Ceremonies mark the rhythm of our lives.
Birth, changes in age, special moments.
But ceremonies also help us process so that we can move from one stage of life to another consciously.
This is the framework I want to use to talk about ceremony. Not just a celebration or a special event to say “you did it” but a passage that says “you may now release the past and move forward”.
Ceremonies help uncover hidden strengths.
They process grief.
They reveal gifts.
Each ceremony - at its time - creates a sacred container where transformation and shift can happen.
It’s not not a party, it’s a process.
Where are these processes in our modern lives?
The other day my Guides were sharing with a client that the client has to do the work in order to facilitate their own breakthrough. No one else can bring them to breakthrough. Like a movie where the young teen wants something and the wise one says “first, you must build a wall here in this field made of stone” and the teen looks around “there are no stones here” and the wise one says “go gather some”, the teen embarks on a journey that spans a summer of anger, frustration, tears, joy, coming together, community…
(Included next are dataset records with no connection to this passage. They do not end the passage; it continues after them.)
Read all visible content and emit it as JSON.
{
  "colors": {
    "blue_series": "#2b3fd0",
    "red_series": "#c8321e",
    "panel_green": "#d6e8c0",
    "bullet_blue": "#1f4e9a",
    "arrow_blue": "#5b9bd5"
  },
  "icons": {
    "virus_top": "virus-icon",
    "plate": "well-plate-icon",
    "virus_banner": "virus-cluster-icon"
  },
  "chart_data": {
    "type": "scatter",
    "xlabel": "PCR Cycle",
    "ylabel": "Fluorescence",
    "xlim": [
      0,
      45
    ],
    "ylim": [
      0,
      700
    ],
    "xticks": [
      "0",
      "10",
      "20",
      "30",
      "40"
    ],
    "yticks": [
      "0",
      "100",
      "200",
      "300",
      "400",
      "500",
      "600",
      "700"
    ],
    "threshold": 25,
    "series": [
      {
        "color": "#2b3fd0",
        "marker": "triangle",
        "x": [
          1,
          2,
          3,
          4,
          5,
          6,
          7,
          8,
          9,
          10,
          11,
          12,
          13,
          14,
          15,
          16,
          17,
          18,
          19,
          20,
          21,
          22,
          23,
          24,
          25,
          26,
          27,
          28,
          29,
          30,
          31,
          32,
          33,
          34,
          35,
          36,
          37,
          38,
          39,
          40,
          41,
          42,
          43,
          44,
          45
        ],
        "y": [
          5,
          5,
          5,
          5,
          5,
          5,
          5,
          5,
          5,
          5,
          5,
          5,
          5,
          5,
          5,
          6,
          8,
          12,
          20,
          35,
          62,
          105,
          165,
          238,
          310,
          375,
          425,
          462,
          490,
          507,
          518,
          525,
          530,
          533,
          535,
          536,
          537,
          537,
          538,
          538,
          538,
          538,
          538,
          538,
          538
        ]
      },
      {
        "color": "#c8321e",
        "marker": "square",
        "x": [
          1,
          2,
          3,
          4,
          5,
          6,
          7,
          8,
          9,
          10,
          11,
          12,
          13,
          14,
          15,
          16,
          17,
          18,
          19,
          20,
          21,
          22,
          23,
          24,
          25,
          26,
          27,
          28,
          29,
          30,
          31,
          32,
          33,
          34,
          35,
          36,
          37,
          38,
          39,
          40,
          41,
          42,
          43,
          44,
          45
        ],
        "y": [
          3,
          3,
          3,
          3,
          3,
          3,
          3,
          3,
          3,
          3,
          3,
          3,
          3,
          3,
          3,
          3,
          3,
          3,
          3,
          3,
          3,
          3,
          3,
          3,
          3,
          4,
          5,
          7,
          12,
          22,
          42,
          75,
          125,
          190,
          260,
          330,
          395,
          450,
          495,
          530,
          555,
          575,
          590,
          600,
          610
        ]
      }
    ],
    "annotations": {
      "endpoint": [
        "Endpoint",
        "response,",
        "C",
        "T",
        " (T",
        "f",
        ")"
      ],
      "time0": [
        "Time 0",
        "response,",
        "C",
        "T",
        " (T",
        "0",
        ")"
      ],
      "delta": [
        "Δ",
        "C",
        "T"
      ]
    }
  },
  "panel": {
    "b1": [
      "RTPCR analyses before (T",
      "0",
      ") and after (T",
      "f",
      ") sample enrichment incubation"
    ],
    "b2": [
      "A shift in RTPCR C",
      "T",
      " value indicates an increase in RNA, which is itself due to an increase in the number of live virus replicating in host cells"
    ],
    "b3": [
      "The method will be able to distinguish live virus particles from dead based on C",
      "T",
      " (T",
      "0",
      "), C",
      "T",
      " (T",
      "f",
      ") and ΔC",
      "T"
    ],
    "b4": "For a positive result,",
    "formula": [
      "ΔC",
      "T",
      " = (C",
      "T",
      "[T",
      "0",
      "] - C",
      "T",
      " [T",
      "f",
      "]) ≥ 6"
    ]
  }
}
…by the time the wall is built the teen is a new person - one who knows themselves - and from these new eyes they are able to fully see, grasp, and allow fully and well the thing they wanted all along.
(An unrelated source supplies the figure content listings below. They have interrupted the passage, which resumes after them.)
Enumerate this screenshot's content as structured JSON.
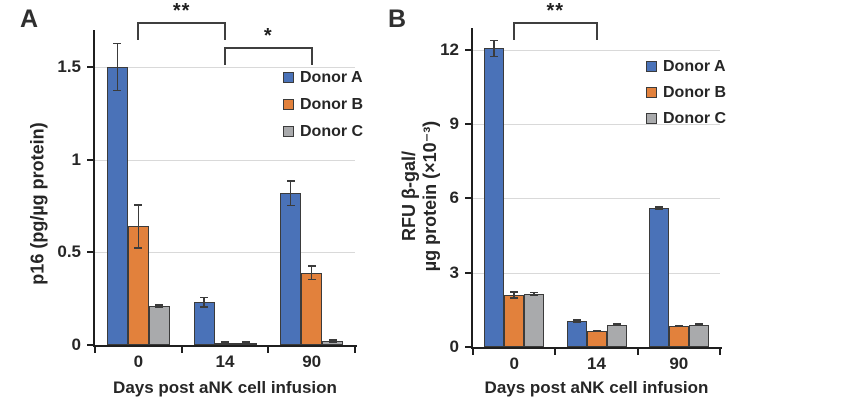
{
  "panel_labels": [
    "A",
    "B"
  ],
  "colors": {
    "donor_a": "#4a72b8",
    "donor_b": "#e2813c",
    "donor_c": "#a9aaac",
    "bar_border": "#3b3b3b",
    "gridline": "#d9d9d9",
    "axis": "#1f1f1f",
    "text": "#262626"
  },
  "chart_data": [
    {
      "panel": "A",
      "type": "bar",
      "categories": [
        "0",
        "14",
        "90"
      ],
      "series": [
        {
          "name": "Donor A",
          "color": "#4a72b8",
          "values": [
            1.5,
            0.23,
            0.82
          ],
          "errors": [
            0.13,
            0.03,
            0.07
          ]
        },
        {
          "name": "Donor B",
          "color": "#e2813c",
          "values": [
            0.64,
            0.01,
            0.39
          ],
          "errors": [
            0.12,
            0.01,
            0.04
          ]
        },
        {
          "name": "Donor C",
          "color": "#a9aaac",
          "values": [
            0.21,
            0.01,
            0.02
          ],
          "errors": [
            0.01,
            0.01,
            0.01
          ]
        }
      ],
      "xlabel": "Days post aNK cell infusion",
      "ylabel": "p16 (pg/µg protein)",
      "ylabel_lines": [
        "p16 (pg/µg protein)"
      ],
      "yticks": [
        0,
        0.5,
        1,
        1.5
      ],
      "ytick_labels": [
        "0",
        "0.5",
        "1",
        "1.5"
      ],
      "ylim": [
        0,
        1.7
      ],
      "grid": true,
      "legend_position": "upper-right-inside",
      "significance": [
        {
          "label": "**",
          "from": "0",
          "to": "14"
        },
        {
          "label": "*",
          "from": "14",
          "to": "90"
        }
      ]
    },
    {
      "panel": "B",
      "type": "bar",
      "categories": [
        "0",
        "14",
        "90"
      ],
      "series": [
        {
          "name": "Donor A",
          "color": "#4a72b8",
          "values": [
            12.05,
            1.05,
            5.6
          ],
          "errors": [
            0.35,
            0.08,
            0.08
          ]
        },
        {
          "name": "Donor B",
          "color": "#e2813c",
          "values": [
            2.1,
            0.65,
            0.85
          ],
          "errors": [
            0.15,
            0.05,
            0.05
          ]
        },
        {
          "name": "Donor C",
          "color": "#a9aaac",
          "values": [
            2.15,
            0.9,
            0.9
          ],
          "errors": [
            0.08,
            0.05,
            0.05
          ]
        }
      ],
      "xlabel": "Days post aNK cell infusion",
      "ylabel": "RFU β-gal/ µg protein (×10⁻³)",
      "ylabel_lines": [
        "RFU β-gal/",
        "µg protein (×10⁻³)"
      ],
      "yticks": [
        0,
        3,
        6,
        9,
        12
      ],
      "ytick_labels": [
        "0",
        "3",
        "6",
        "9",
        "12"
      ],
      "ylim": [
        0,
        12.9
      ],
      "grid": true,
      "legend_position": "upper-right-inside",
      "significance": [
        {
          "label": "**",
          "from": "0",
          "to": "14"
        }
      ]
    }
  ]
}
Or maybe what they want changes.
The point is, the wall is not the point.
It is the journey of building the little stone wall that stretched the field that made the difference to this life.
To take this into a ceremonial context (no long wall-building needed) I was often asked by my shima to bring things to ceremony. Or, often, I was building things in ceremonies that were days long. We sat in circles and crafted our own tools for the ceremony. We went on hikes to gather and dry the sage. We sat in silence under a tree by ourselves dreaming up the symbol for what we needed.
We went on a journey.
The journey was the way to the realization.
The realization was the celebration.
You don’t have to make things for every ceremony, but you do need to bring something, even if it’s just yourself, to a ceremony that facilitates and honors and celebrates the cycles. A circle of women dreaming together in guided journey is a journey. A walk-about in spirit followed by the gathering and the sharing and then, the celebration.
Where are these in our children’s lives?
Where are these in our lives?
In modern day ceremonies in the West much of the teaching is left out. “Stand here. Sit here. Walk here. Then it’s over and we go out to eat.” This is high school graduation. Where is the journey of consciousness? How many wide-eyed teens are left after, blinking, thinking, “That was it? Now I’m equipped to start an adult life?”
But to have a ceremony of shift requires personalization. Each student bringing something they made. Each student going on a meditation that brings them insight. Each student having a journey in ceremony that brings them more up to speed with who they are now, while helping them let go of what they no longer need.
Each student finds themselves - even a little bit more - in the process.
This can happen in large groups (there are large ceremonies) that are experiential. They are designed to facilitate shift too, in the way that they do.
If I sound like I am waxing on poetic about ceremony let me step back a moment and say that not every ceremony held is fantastic, helpful, needed, or wanted. The quality of the ceremony depends on the quality - and timing - and wisdom - of the ceremonial leader and much, much more.
Yet I do want to point out that if you look back on your life and realize that you never had any process points, you might realize a bit of why you are stuck in old hurts, feeling like a child trying to pretend to be an adult.
Feeling lost, unprepared, or ill-equipped creates systemic relationship and personal chasms.
Look at your children or the children around you and ask: what are we doing as parents and aunties to help these children grow up through their cycles with process and meaning? How much of this meaning are they discovering for themselves? How much meaning is being put on them, told to them, or assumed by them that has no resonance with who they are?
And how can we help them better through the changes, the cycles, and the process of life?